Text: GaultMillau Schweiz Fotos: Kurt Reichenbach
Spektakel im «Stübli». Seit über 25 Jahren betreibt die Familie Salzano ihr charmantes Landhotel bei Interlaken mit Erfolg – nicht zuletzt dank der Arbeit ihres ambitionierten Küchenchefs Stephan Koltes, der seit Mai 2017 für das gastronomische Angebot verantwortlich ist. Der 36-Jährige kreiert eine «naturnahe Erlebnisküche», die im rustikalen «Stübli» des 3-Sterne-Hotels spektakulär daherkommt. Dabei schickt Koltes‘ kleine Brigade nicht nur das anspruchsvolle Menü in bis zu sieben Gängen (Fr. 145.–), sondern auch ein ganz normales A-la-Carte-Angebot. Dass dies die Küche an die Grenze der Belastbarkeit bringt, merkt der Gast beim Blick auf die Uhr, fast fünf Stunden dauert das Erlebnis.
Nicht jede Idee gelingt. Nach in Petit d’Arvine eingelegtem Rhabarber mit Erdbeer-Vinaigrette wird ein kleiner Kasten aufgetragen, Rauch dringt daraus hervor und der Box entnommen werden wunderbare, saftige und geräucherte Buns mit Spareribs. Nicht jede Idee gelingt, bei der Lachsforelle mit Yuzu und Kräutersorbet auf einem zu gross geratenen Holzlöffel ist zwar die Absicht erkennbar, aber die Kleinigkeit lässt sich schwer essen, das Sorbet ist schon geschmolzen und die Aromen verbinden sich unzureichend.
Avantgardistisch und gekonnt. Lobenswert sind unter anderem das Roggensauerteigbrot mit Tannenessenz und Trüffelbutter, die Kombination aus Randen und Geisskäse oder der knackige Spargel mit knusprigen Pistazien-Canneloni und Bärlauch-Espuma. Die Saucen sind fast durchgehend avantgardistisch geprägt, aber handwerklich gekonnt umgesetzt wie beim aromatische heissen Pilzschaum mit Brennnessel-Sponge und verschiedenen Pilz-Texturen oder beim alpinen Saibling (Leber sowie Tatar im Mangoldblatt) an Saiblings-Dashi.
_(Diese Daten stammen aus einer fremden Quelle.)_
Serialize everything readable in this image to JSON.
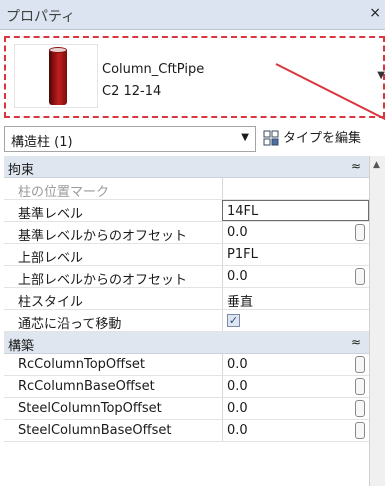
{
  "window": {
    "title": "プロパティ",
    "close_glyph": "×"
  },
  "type_selector": {
    "family_name": "Column_CftPipe",
    "type_name": "C2 12-14",
    "dropdown_glyph": "▼",
    "highlight_color": "#d9363e"
  },
  "instance_selector": {
    "value": "構造柱 (1)",
    "dropdown_glyph": "▼"
  },
  "edit_type_button": {
    "label": "タイプを編集",
    "icon": "edit-type-icon"
  },
  "groups": [
    {
      "label": "拘束",
      "collapse_glyph": "≈",
      "rows": [
        {
          "name": "柱の位置マーク",
          "value": ""
        },
        {
          "name": "基準レベル",
          "value": "14FL"
        },
        {
          "name": "基準レベルからのオフセット",
          "value": "0.0"
        },
        {
          "name": "上部レベル",
          "value": "P1FL"
        },
        {
          "name": "上部レベルからのオフセット",
          "value": "0.0"
        },
        {
          "name": "柱スタイル",
          "value": "垂直"
        },
        {
          "name": "通芯に沿って移動",
          "value": "✓"
        }
      ]
    },
    {
      "label": "構築",
      "collapse_glyph": "≈",
      "rows": [
        {
          "name": "RcColumnTopOffset",
          "value": "0.0"
        },
        {
          "name": "RcColumnBaseOffset",
          "value": "0.0"
        },
        {
          "name": "SteelColumnTopOffset",
          "value": "0.0"
        },
        {
          "name": "SteelColumnBaseOffset",
          "value": "0.0"
        }
      ]
    }
  ],
  "scrollbar": {
    "up_glyph": "▲"
  }
}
Nur zum gar minimalistisch portionierten Kalbsfilet im Kräutermantel mit Haferrisotto und Milken gibt es etwas klassischen Jus. Geschmacklich dominieren aber die Kräuter, die vermutlich durch das Erwärmen unangenehme Bitternoten entwickeln. Abgesehen davon ist auch das ein überraschender, hochkreativer Gang. Wie schliesslich das Dessert, das aus dem Flüssigstickstoff-Nebel erscheint und in der Form von Steinen Sanddorn, Veilchen und Hagebutte mit Pistazieneis und Brennesselbiskuit vereint.
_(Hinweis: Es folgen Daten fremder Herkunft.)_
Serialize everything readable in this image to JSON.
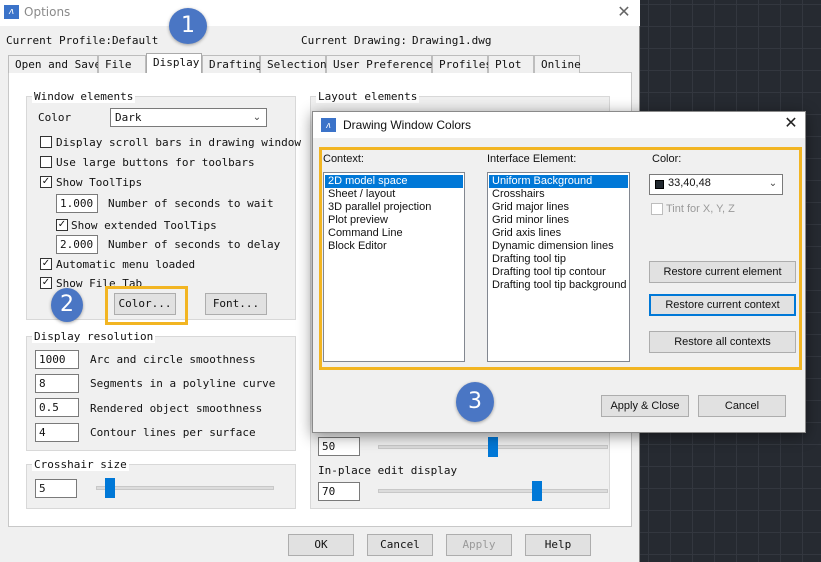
{
  "options": {
    "title": "Options",
    "close_glyph": "✕",
    "current_profile": "Current Profile:Default",
    "current_drawing_label": "Current Drawing:",
    "current_drawing_value": "Drawing1.dwg",
    "tabs": [
      "Open and Save",
      "File",
      "Display",
      "Drafting",
      "Selection",
      "User Preferences",
      "Profiles",
      "Plot",
      "Online"
    ],
    "active_tab": "Display",
    "window_elements": {
      "title": "Window elements",
      "color_label": "Color",
      "color_value": "Dark",
      "scroll_bars": "Display scroll bars in drawing window",
      "large_buttons": "Use large buttons for toolbars",
      "show_tooltips": "Show ToolTips",
      "tooltip_wait_value": "1.000",
      "tooltip_wait_label": "Number of seconds to wait",
      "show_extended": "Show extended ToolTips",
      "extended_delay_value": "2.000",
      "extended_delay_label": "Number of seconds to delay",
      "auto_menu": "Automatic menu loaded",
      "show_file_tab": "Show File Tab",
      "color_button": "Color...",
      "font_button": "Font...",
      "checked": {
        "scroll_bars": false,
        "large_buttons": false,
        "show_tooltips": true,
        "show_extended": true,
        "auto_menu": true,
        "show_file_tab": true
      }
    },
    "display_resolution": {
      "title": "Display resolution",
      "rows": [
        {
          "value": "1000",
          "label": "Arc and circle smoothness"
        },
        {
          "value": "8",
          "label": "Segments in a polyline curve"
        },
        {
          "value": "0.5",
          "label": "Rendered object smoothness"
        },
        {
          "value": "4",
          "label": "Contour lines per surface"
        }
      ]
    },
    "crosshair": {
      "title": "Crosshair size",
      "value": "5",
      "level_fraction": 0.05
    },
    "layout_elements": {
      "title": "Layout elements"
    },
    "fade_value": "50",
    "fade_fraction": 0.5,
    "inplace": {
      "title": "In-place edit display",
      "value": "70",
      "level_fraction": 0.7
    },
    "buttons": {
      "ok": "OK",
      "cancel": "Cancel",
      "apply": "Apply",
      "help": "Help"
    }
  },
  "dialog": {
    "title": "Drawing Window Colors",
    "close_glyph": "✕",
    "context_label": "Context:",
    "contexts": [
      "2D model space",
      "Sheet / layout",
      "3D parallel projection",
      "Plot preview",
      "Command Line",
      "Block Editor"
    ],
    "selected_context": "2D model space",
    "interface_label": "Interface Element:",
    "interface_elements": [
      "Uniform Background",
      "Crosshairs",
      "Grid major lines",
      "Grid minor lines",
      "Grid axis lines",
      "Dynamic dimension lines",
      "Drafting tool tip",
      "Drafting tool tip contour",
      "Drafting tool tip background"
    ],
    "selected_element": "Uniform Background",
    "color_label": "Color:",
    "color_value": "33,40,48",
    "swatch_color": "#21282f",
    "tint_label": "Tint for X, Y, Z",
    "restore_element": "Restore current element",
    "restore_context": "Restore current context",
    "restore_all": "Restore all contexts",
    "apply_close": "Apply & Close",
    "cancel": "Cancel"
  },
  "badges": [
    "1",
    "2",
    "3"
  ],
  "colors": {
    "accent": "#0078d7",
    "callout": "#f2b522",
    "badge": "#4a76c4"
  }
}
Fazit: Es scheint bisweilen, als ob Stephan Koltes vor lauter Kreativität kaum weiss, wohin damit. Gerichte werden in handgemachter Keramik, auf Steinen und in Holzkästchen serviert, man wird mit so vielen Techniken und Aromenkombinationen konfrontiert, dass vor lauter Aufregung wenig Raum für die Wahrnehmung bleibt. Das ist insofern schade, als dass diese einmalige, hervorragend gemachte Naturküche in einer etwas weniger dynamischen Menügestaltung vermutlich besser zur Geltung käme.